The charter school’s organizers, however, say it’s all a misunderstanding, and they plan to work with the Cherry Creek district to find a way to open in August.
The school’s planned curriculum includes designing experiments to be tested by researchers on the International Space Station, as well as building and launching gliders, and simple and complex rockets. Organizers pitched the school as a training ground for a new generation of pilots and astronauts.
It was scheduled to open on 15 acres at Centennial Airport that are part the Wings Over the Rockies Air & Space Museum’s second location. The school’s backers include several key figures in aviation, including former Aurora Public Schools Superintendent John Barry, a former combat pilot and CEO of Wings Over the Rockies.
But Cherry Creek Superintendent Scott Siegfried said last week that only 24 students were lined up to attend the school at its scheduled opening. That number is significantly less than the 196 names of students the school submitted during its initial bid to open as a charter school.
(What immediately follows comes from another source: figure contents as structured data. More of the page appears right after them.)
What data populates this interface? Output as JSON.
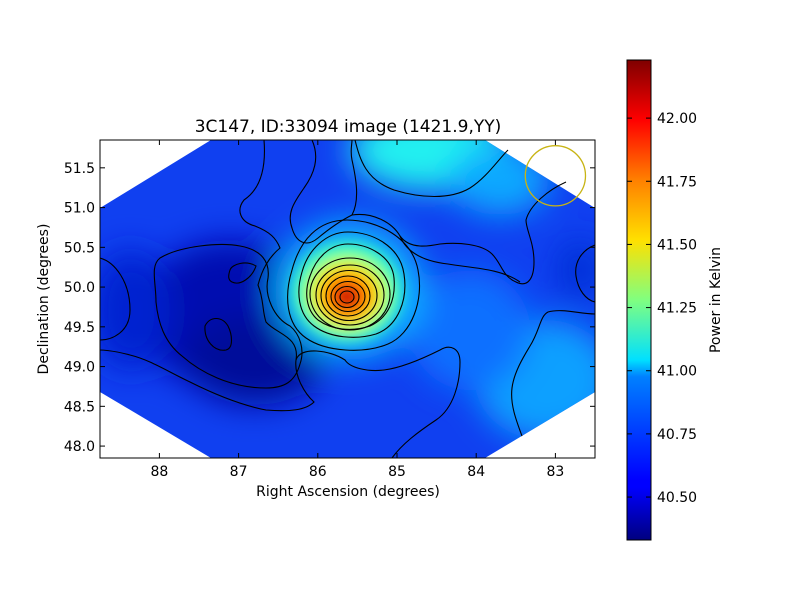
{
  "chart_data": {
    "type": "heatmap",
    "title": "3C147, ID:33094 image (1421.9,YY)",
    "xlabel": "Right Ascension (degrees)",
    "ylabel": "Declination (degrees)",
    "xlim": [
      88.75,
      82.5
    ],
    "ylim": [
      47.85,
      51.85
    ],
    "x_ticks": [
      88,
      87,
      86,
      85,
      84,
      83
    ],
    "x_tick_labels": [
      "88",
      "87",
      "86",
      "85",
      "84",
      "83"
    ],
    "y_ticks": [
      48.0,
      48.5,
      49.0,
      49.5,
      50.0,
      50.5,
      51.0,
      51.5
    ],
    "y_tick_labels": [
      "48.0",
      "48.5",
      "49.0",
      "49.5",
      "50.0",
      "50.5",
      "51.0",
      "51.5"
    ],
    "grid": false,
    "colormap": "jet",
    "colorbar": {
      "label": "Power in Kelvin",
      "range": [
        40.33,
        42.23
      ],
      "ticks": [
        40.5,
        40.75,
        41.0,
        41.25,
        41.5,
        41.75,
        42.0
      ],
      "tick_labels": [
        "40.50",
        "40.75",
        "41.00",
        "41.25",
        "41.50",
        "41.75",
        "42.00"
      ]
    },
    "peak": {
      "ra": 85.65,
      "dec": 49.87,
      "value": 42.2
    },
    "beam": {
      "ra": 83.0,
      "dec": 51.4,
      "radius_deg": 0.38,
      "color": "#c8b414"
    }
  }
}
“The significant discrepancy between these numbers suggests that CSA misrepresented its numbers during the application process,” Siegfried said in a letter to the charter school’s board that also nixed the school’s charter.
An enrollment of 24 is wholly inadequate for Colorado Skies Academy to succeed as a charter school, Siegfried said. Also, the charter school did not submit the proper forms showing a student’s intent to enroll by the Nov. 15 deadline, Siegfried said. This prompted Siegfried to call the school’s submission bid to open as a charter “inadequate and unsatisfactory” and excused the Cherry Creek school board from authorizing the school’s charter.
A charter school is a public school that operates independently from a central district office. Colorado Skies Academy would have been only the third charter school in the Cherry Creek district.
The school can reapply next year, said district spokeswoman Abbe Smith: “They have to submit the proper intent-to-enroll forms and to show evidence they have enough students to support opening the school.”
Colorado Skies Academy leaders said they want to work with the school district to ensure it can still open in August. Board President Steve Goodman said the problems cited by Siegfried were only a misunderstanding.
“I think there is a different interpretation between intent to enroll and an interest in enrolling,” Goodman said.
“The school has nearly 200 intent-to-enroll forms from local parents, and more are being submitted every day.”